Heureusement qu'Emir Kusturica est là pour faire des films originaux et poétiques. C'était ma première réaction quand j'ai découvert Arizona Dream. A l'époque j'avais à peine 16 ans, et pour moi le cinéma se résumait à des films d'action à la Michael Bay, à des comédies débiles pour ados, et à quelques films de Scorsese ou Tarantino. Arizona Dream a été un souffle d'air frais revigorant et fondateur. Un film qui a attisé ma curiosité sur toute cette branche qu'est le cinéma philosophique, et pour ça peut être que je l'idéalise un peu.
En tout cas il faut bien admettre que ma seconde réaction face à ce film a été : "putain, j'ai rien pigé". Non, j'ai rien compris, si ce n'est qu'il y'a quelque chose à comprendre que je n'ai pas compris. Vous me suivez? Bref, on s'est donné rendez-vous quelques années plus tard. Avec le recul je me dis que voir Arizona Dream à 16 piges et avec une culture ciné limitée c'est un peu comme s'attaquer à l'Everest quand ton activité sportive consiste à aller chercher le pain à deux rues de chez toi. J'ai revu ce film avec plus d'entrainement et de poil au menton, et cette fois je l'ai compris.
Kusturica nous parle du sens de la vie et du sens de la mort, de la signification de nos rêves et ce qu'ils disent de nous, et surtout du passage à l'âge adulte. A quel moment devient-on adulte? Quand on acquiert son indépendance? quand on est capable de se prendre en charge? Rien de tout ça. Petit indice : quand le flétan atteint sa maturité ses yeux cessent d'être du même côté. Ca parait clair, non? Autre indice alors : "Croyez bien que je suis navré pour mon neveu car j'espérais que son expérience sexuelle se passerait avec une femme qui sait faire la différence entre faire l'amour et baiser". Pour faire plus simple être adulte c'est être capable de voir les choses qui nous entourent avec lucidité. Etre capable de se demander sérieusement si un simple poisson est a des choses à nous apprendre.
Pour jouer le rôle du jeune philosophe prometteur Kusturica fait appel à un jeune acteur prometteur du nom de Johnny Depp.
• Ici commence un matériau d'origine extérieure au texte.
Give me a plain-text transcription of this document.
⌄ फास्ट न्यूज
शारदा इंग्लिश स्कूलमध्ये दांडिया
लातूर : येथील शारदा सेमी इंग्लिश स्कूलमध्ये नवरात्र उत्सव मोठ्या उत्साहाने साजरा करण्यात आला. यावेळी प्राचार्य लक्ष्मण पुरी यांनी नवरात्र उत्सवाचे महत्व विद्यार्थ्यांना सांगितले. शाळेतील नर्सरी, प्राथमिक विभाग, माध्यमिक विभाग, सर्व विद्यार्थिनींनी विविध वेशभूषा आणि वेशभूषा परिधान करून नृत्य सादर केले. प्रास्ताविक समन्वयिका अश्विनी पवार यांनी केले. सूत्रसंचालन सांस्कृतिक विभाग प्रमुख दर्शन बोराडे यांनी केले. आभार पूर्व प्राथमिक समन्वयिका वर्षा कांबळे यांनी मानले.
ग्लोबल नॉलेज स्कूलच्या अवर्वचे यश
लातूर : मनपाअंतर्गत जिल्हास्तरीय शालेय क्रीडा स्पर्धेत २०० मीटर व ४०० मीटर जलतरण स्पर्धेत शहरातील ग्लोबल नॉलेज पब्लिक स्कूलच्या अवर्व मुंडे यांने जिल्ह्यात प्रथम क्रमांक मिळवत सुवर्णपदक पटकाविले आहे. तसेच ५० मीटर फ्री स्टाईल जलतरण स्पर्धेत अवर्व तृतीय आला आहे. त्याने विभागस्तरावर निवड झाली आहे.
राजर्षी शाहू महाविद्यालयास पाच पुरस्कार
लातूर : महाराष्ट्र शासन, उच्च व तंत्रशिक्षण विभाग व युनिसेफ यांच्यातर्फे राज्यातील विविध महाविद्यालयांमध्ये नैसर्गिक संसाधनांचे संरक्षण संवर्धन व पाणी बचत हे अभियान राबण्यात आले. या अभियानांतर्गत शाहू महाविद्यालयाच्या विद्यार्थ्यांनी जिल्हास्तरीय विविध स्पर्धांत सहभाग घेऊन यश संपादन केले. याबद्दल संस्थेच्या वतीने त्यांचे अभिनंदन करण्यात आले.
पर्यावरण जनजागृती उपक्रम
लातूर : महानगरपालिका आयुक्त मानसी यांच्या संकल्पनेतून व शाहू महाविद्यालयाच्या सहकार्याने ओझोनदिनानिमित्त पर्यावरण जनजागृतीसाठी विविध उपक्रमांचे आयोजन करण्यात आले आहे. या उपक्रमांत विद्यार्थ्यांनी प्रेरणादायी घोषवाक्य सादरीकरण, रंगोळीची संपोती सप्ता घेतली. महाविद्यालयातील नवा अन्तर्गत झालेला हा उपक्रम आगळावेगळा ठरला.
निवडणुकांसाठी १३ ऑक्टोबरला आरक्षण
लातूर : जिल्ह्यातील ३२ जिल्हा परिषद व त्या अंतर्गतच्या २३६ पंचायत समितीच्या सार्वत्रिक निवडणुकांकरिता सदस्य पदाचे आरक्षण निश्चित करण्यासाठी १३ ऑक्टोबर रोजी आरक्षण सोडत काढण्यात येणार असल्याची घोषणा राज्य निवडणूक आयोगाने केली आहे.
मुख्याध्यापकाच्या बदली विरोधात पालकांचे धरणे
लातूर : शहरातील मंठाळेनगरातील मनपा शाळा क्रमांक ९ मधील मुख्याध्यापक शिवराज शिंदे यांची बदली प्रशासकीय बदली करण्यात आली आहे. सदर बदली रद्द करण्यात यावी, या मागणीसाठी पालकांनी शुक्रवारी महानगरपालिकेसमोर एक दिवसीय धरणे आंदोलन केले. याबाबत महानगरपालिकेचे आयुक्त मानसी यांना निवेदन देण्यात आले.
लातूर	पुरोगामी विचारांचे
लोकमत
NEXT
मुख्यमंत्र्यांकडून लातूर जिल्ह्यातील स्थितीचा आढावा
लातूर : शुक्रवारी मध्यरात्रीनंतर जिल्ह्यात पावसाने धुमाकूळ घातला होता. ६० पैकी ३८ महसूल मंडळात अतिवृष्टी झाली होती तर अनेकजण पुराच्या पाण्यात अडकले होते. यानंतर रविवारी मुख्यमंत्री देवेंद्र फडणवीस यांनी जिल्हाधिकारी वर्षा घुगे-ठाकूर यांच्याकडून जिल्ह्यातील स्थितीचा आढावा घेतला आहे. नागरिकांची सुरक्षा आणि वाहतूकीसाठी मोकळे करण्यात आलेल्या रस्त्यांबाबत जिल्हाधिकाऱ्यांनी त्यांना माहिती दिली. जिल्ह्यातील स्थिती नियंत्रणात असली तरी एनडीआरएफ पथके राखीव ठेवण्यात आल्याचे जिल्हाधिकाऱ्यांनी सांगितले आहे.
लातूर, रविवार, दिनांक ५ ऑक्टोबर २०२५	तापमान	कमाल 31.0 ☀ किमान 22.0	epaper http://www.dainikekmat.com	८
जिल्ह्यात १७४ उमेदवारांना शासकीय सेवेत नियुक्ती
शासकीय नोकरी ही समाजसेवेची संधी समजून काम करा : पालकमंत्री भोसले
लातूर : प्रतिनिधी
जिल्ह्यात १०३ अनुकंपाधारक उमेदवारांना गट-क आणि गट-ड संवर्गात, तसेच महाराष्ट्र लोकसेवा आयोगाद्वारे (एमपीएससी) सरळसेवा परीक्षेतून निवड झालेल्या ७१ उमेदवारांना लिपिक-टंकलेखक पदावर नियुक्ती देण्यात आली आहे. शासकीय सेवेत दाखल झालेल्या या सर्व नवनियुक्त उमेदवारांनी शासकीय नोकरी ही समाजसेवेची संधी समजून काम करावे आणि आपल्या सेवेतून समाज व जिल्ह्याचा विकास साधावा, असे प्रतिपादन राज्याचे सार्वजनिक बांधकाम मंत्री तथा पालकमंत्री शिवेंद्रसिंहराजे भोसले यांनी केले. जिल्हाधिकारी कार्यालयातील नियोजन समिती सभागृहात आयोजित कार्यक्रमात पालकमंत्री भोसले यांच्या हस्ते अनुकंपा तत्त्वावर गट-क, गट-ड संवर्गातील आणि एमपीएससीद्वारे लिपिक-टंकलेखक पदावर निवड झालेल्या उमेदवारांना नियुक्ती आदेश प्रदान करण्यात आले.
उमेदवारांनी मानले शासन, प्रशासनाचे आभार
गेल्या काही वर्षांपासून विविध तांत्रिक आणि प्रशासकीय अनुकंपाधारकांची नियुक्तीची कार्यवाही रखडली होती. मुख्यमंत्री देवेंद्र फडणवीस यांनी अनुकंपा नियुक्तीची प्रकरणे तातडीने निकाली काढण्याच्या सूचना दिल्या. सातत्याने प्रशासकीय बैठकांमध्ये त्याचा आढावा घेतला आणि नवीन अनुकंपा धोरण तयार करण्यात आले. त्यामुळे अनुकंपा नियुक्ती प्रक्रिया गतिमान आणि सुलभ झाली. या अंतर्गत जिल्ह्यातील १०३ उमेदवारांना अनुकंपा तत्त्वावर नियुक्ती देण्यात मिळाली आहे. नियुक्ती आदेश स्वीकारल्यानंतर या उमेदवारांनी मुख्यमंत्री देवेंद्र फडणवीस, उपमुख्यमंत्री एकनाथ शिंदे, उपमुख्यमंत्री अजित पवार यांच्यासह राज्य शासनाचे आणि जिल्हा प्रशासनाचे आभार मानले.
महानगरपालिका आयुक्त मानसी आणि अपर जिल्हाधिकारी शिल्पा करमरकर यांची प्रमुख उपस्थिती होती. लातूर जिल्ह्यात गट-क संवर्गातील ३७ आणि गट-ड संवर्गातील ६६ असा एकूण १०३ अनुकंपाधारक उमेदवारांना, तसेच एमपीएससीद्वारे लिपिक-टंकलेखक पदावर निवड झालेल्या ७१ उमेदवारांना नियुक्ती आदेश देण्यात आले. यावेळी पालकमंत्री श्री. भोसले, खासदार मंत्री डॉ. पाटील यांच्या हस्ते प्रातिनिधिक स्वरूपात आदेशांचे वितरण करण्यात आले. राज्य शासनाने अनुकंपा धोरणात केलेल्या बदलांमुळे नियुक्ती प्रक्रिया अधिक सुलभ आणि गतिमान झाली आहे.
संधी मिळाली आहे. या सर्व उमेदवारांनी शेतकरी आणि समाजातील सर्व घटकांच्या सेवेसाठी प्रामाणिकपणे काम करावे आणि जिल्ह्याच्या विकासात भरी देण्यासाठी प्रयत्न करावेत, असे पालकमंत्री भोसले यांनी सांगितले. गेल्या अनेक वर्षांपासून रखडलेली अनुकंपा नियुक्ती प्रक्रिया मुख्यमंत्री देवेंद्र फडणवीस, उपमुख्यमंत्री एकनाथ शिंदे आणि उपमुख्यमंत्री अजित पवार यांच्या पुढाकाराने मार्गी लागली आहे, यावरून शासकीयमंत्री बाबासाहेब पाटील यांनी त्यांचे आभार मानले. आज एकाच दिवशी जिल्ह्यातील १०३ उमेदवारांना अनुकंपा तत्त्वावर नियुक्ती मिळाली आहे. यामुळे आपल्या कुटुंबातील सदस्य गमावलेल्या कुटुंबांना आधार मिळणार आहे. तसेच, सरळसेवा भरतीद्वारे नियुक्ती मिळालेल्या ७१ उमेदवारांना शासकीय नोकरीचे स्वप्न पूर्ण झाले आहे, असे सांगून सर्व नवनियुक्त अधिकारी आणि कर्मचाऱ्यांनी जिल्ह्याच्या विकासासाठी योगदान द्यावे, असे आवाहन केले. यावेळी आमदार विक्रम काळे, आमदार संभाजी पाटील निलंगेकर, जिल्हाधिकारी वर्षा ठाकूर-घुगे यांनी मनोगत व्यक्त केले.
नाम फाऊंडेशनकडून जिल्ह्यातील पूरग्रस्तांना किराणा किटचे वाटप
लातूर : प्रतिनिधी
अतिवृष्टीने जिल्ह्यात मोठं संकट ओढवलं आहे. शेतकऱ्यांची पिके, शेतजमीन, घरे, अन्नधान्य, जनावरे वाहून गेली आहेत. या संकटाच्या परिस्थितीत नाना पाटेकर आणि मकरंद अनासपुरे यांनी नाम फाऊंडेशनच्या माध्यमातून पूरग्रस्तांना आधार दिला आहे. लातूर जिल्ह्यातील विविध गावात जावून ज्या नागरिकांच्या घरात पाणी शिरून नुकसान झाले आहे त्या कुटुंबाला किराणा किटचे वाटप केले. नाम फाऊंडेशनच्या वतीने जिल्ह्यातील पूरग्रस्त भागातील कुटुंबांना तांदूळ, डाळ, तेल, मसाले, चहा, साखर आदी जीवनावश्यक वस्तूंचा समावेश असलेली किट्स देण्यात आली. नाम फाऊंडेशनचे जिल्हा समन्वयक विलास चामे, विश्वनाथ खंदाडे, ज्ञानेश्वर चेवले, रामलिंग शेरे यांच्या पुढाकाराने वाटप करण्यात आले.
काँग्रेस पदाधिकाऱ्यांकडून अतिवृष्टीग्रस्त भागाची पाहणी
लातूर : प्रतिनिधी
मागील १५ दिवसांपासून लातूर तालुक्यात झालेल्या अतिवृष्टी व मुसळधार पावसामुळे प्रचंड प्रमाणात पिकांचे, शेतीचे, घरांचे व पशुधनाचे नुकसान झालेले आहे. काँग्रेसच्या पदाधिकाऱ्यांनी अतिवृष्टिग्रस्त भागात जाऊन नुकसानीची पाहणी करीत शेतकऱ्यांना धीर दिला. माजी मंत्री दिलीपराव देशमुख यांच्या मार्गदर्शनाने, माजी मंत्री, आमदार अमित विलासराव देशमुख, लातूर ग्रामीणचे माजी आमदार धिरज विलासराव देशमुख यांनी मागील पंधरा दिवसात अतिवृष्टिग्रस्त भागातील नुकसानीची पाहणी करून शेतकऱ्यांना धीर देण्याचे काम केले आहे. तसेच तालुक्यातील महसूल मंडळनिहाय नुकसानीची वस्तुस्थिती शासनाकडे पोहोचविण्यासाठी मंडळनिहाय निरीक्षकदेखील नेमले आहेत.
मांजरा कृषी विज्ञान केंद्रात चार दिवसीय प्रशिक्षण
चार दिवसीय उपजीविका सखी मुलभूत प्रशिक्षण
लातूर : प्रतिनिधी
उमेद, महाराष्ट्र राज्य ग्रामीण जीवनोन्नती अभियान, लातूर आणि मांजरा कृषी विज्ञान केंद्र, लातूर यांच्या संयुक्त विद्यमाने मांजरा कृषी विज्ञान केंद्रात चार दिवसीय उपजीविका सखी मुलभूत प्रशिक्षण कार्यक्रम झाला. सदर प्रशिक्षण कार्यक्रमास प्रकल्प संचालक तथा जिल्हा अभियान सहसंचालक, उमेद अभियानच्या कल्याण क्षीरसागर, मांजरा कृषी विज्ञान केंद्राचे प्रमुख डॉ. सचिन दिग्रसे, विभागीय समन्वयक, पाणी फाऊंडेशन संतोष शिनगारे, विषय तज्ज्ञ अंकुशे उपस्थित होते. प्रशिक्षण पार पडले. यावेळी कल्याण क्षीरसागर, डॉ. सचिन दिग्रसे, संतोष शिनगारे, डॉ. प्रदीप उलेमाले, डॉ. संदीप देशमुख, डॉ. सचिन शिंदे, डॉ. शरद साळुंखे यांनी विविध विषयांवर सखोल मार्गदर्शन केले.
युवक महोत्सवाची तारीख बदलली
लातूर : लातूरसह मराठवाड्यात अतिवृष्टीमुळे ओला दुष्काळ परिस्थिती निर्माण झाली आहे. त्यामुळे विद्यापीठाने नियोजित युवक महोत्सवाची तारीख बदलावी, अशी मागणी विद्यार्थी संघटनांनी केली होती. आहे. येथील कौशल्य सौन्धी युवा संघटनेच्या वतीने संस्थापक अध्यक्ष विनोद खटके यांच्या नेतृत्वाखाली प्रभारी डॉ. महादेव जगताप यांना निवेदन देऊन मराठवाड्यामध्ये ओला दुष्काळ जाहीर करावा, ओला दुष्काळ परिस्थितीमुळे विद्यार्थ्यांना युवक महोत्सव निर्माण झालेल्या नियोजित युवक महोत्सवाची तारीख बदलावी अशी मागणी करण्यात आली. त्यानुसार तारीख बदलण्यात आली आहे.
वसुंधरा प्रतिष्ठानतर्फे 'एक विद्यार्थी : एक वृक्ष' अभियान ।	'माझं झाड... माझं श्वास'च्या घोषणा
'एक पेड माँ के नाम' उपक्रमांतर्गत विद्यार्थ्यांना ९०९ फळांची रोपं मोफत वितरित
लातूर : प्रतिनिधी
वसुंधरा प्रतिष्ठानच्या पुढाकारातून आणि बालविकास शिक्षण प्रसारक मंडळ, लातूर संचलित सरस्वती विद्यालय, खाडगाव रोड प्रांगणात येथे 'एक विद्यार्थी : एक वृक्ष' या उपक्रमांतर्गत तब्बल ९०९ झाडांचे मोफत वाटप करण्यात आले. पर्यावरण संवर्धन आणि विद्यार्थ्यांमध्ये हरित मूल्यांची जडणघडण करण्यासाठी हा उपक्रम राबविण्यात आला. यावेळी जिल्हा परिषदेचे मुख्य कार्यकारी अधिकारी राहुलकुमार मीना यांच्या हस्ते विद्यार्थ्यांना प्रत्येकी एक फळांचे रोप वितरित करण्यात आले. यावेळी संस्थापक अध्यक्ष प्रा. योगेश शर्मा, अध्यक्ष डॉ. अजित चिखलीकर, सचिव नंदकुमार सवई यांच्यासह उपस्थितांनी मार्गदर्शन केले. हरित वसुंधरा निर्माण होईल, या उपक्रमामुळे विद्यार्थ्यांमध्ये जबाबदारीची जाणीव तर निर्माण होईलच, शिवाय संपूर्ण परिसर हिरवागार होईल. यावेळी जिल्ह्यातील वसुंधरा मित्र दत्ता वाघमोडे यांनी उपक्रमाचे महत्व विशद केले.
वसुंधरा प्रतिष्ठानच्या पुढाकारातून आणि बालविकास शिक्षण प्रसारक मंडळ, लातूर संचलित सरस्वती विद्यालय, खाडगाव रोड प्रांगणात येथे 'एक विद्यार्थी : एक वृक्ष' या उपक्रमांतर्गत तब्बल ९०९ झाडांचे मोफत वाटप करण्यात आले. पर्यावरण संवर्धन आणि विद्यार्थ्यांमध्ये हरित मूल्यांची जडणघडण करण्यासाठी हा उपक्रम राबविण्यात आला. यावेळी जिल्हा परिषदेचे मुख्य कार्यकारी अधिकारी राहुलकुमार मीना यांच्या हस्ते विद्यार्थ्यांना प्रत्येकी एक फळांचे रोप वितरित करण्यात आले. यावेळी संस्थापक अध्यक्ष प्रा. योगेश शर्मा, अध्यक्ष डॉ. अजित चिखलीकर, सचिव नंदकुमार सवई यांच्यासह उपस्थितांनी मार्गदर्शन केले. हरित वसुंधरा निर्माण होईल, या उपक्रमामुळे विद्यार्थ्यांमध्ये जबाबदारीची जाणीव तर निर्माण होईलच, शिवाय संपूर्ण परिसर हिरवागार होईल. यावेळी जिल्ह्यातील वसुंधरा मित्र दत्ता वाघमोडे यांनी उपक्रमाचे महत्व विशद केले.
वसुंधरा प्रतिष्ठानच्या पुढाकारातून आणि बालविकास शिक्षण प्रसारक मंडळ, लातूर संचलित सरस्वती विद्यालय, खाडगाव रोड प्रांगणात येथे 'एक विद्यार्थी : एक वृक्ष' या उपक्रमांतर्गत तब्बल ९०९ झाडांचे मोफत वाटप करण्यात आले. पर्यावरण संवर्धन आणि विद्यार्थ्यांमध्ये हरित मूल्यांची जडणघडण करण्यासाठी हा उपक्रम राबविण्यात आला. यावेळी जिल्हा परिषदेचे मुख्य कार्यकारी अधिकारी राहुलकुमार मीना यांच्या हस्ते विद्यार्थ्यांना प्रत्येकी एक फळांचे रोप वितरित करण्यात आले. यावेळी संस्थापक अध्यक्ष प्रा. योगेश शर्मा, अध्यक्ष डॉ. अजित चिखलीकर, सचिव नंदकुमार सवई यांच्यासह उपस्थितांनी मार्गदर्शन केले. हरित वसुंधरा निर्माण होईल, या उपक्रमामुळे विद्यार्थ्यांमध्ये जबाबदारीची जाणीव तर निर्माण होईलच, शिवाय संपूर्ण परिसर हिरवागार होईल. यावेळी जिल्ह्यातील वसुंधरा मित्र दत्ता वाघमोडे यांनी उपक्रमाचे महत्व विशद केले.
Un acteur qui n'est pas encore devenu l'égérie de Tim Burton, et n'est pas encore enfilé le costume collant du capitaine Sparrow. Son rôle dans Arizona Dream et pour moi le premier de sa grande période, avant Gilbert Grape, Dead Man, et Las Vegas Parano. C'est aussi bon de revoir Arizona Dream pour se rappeler que Johnny Depp était sans doute le plus brillant acteur dans les années 90.
A ses côtés Jerry Lewis endosse à merveille le rôle du vieux sage qui enseigne la vie à son neveu. Il ne quitte pas pour autant ses mimiques et sa gestuelle qui ont fait rire le monde entier (ou presque) dans les années 50-60. Il est à l'image du film, à la fois sérieux mais plein d'humour. En cela il s'agit sans doute de son meilleur rôle. Un autre argument, s'il en fallait encore, pour découvrir ce chef d'œuvre de Kusturica.
Arizona Dream est un conte moral sur la vie, qui débute par une histoire de (sur)vie au fin fond de l'Alaska. Kusturica à beau se perdre dans quelques longueurs et séquences inutiles, il n'en reste pas moins qu'il livre ici un incontournable du cinéma poétique. Bien aidé par la partition parfaite de Boran Bregovic, et par l'inoubliable In the Death Car interprété par Iggy Pop. A la fois onirique, mélancolique, esthétique, et drôle, Arizona Dream est un des rares films qui tour à tour nous fait rire et pleurer tout en nous émerveillant grâce à des images magnifiques. Heureusement qu'Emir Kusturica est là pour nous faire rêver.